Le biberon, une fois qu’on a trouvé la bonne combinaison biberon-tétine-lait (Donner le biberon, c’est simple. Que tu crois.), c’est sans souci de lactation (de production, de débit etc).

 

Le lait industriel est chimique et moins adapté aux petits loups que le lait maternel… Mais ça je vous avoue n’être pas tellement convaincue, vu ce que nous-même pouvons ingurgiter comme produits chimiques (et du fait qu’il n’existe plus vraiment de sélection naturelle chez l’être humain)… Est-ce que les laits maternels sont testés pour voir si tout ça est filtré ??

 

L’allaitement au sein est vendu comme aidant à perdre plus rapidement ses kilos en trop de grossesse. Sauf que là encore, j’ai eu beaucoup de contre-avis. Il semble qu’il faille attendre la fin de l’allaitement pour escompter commencer à perdre, car le corps conserverait graisse et eau pour fabriquer le lait.

 

L’allaitement au sein est censé favoriser le lien mère-enfant. Sauf que dans notre cas, ça l’a plutôt mis en péril. Est-ce que j’aurais envie de reprendre le risque ? Est-ce que je pourrais avoir une approche suffisamment différente pour que, même si ça foire, le lien ne soit pas mis à mal ?

 

L’allaitement au sein diminue la libido car il diminue la production de je-ne-sais-plus-quelle-hormone… (Tiens, ENCORE un truc appris sur le tard et par hasard au sujet de l’allaitement au sein, quand arrêtera-t-on de nous mentir/de nous cacher des informations ?).

 

Le biberon c’est cher.

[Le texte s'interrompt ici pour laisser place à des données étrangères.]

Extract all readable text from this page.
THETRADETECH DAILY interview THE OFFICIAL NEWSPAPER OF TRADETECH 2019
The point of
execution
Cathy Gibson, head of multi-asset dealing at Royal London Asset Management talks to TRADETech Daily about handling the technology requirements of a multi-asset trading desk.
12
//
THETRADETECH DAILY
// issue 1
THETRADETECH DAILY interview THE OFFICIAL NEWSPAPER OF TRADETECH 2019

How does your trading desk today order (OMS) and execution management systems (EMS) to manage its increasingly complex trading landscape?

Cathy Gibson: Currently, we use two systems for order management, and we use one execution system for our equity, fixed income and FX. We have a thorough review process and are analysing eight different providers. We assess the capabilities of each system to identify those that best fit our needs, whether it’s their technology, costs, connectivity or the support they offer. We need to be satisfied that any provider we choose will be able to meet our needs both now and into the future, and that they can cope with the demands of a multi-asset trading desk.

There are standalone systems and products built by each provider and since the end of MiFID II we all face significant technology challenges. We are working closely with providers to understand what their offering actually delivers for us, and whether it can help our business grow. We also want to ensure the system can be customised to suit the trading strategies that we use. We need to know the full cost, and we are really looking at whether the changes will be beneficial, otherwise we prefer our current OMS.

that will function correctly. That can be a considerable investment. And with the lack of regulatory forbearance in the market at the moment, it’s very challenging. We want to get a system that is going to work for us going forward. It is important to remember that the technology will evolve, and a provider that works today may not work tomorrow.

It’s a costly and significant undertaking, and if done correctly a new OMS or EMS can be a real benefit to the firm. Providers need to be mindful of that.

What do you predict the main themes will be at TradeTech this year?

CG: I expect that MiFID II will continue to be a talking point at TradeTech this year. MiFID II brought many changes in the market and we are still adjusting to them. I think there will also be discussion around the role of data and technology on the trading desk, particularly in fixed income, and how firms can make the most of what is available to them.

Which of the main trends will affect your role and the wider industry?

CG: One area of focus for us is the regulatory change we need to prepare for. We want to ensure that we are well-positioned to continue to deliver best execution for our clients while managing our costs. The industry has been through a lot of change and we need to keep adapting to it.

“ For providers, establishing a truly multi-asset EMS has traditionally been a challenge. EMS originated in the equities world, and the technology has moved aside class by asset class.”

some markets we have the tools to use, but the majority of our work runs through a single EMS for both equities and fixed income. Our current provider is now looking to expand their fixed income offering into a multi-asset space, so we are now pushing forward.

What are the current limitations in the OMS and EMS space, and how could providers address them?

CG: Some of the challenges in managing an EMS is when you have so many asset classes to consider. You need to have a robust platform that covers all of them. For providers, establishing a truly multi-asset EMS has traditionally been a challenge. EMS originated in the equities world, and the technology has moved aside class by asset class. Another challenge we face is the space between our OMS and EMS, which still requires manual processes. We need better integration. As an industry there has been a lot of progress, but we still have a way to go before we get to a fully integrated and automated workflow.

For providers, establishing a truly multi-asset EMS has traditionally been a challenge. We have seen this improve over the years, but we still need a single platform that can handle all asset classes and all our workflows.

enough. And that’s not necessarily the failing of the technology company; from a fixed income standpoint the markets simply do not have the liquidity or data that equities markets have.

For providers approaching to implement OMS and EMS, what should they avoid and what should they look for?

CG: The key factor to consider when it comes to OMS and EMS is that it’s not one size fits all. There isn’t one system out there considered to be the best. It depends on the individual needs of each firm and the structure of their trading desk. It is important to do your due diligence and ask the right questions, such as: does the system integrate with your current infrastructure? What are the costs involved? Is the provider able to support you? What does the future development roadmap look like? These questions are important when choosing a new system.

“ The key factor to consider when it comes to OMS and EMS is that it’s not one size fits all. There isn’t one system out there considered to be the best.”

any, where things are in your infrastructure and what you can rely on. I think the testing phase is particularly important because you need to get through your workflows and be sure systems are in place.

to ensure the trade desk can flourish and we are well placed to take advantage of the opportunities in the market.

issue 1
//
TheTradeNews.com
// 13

Il faut investir dans le matériel et le lait.

Voilà tout ce qu’il me reste comme argument pro-sein.

Ca ne pèse pas bien lourd…

 

Il est clair à la lecture de cet article qu’on se dit : ben y’a pas à se poser la question, elle a pas envie de retenter, c’est clair.

 

Mais il reste cette foutue culpabilisation (Ah ouais quand même ! La culpabilisation des mères), ces fichus concours de mamans (Ah ouais quand même ! Les mamans en concurrence), qui pèsent tout de même plus que je ne le voudrais. J’ai aujourd’hui toujours du mal avec les questions de celles qui allaitent au sein, je regarde encore trop mes chaussures pour répondre à la question « tu l’allaites ? ».

(Ce qui au passage m’agace, d’abord parce que je n’ai pas à rougir d’avoir foiré, ensuite parce que la question est finalement souvent déplacée car très personnelle. )

 

Il reste surtout cette culpabilité personnelle de ne pas réussir à prendre les choses avec un certain détachement. J’aimerais imaginer bébé 2 allaité au sein en toute détente, naturellement, sans prise de tête. Ca marche c’est bien, ça ne fonctionne pas tant pis. J’aimerais être sûre de savoir me, et le, défendre contre le personnel de la maternité qui veut lui tenir la tête et la forcer au sein tout en me pressant douloureusement la poitrine. Avec le recul je trouve ça juste violent, physiquement, mais surtout moralement.

J’aimerais être sûre que je saurai me, et lui, donner le temps de trouver, sans angoisse, sans culpabilité, notre rythme. J’aimerais tenter de connaître cette plénitude si souvent décrite.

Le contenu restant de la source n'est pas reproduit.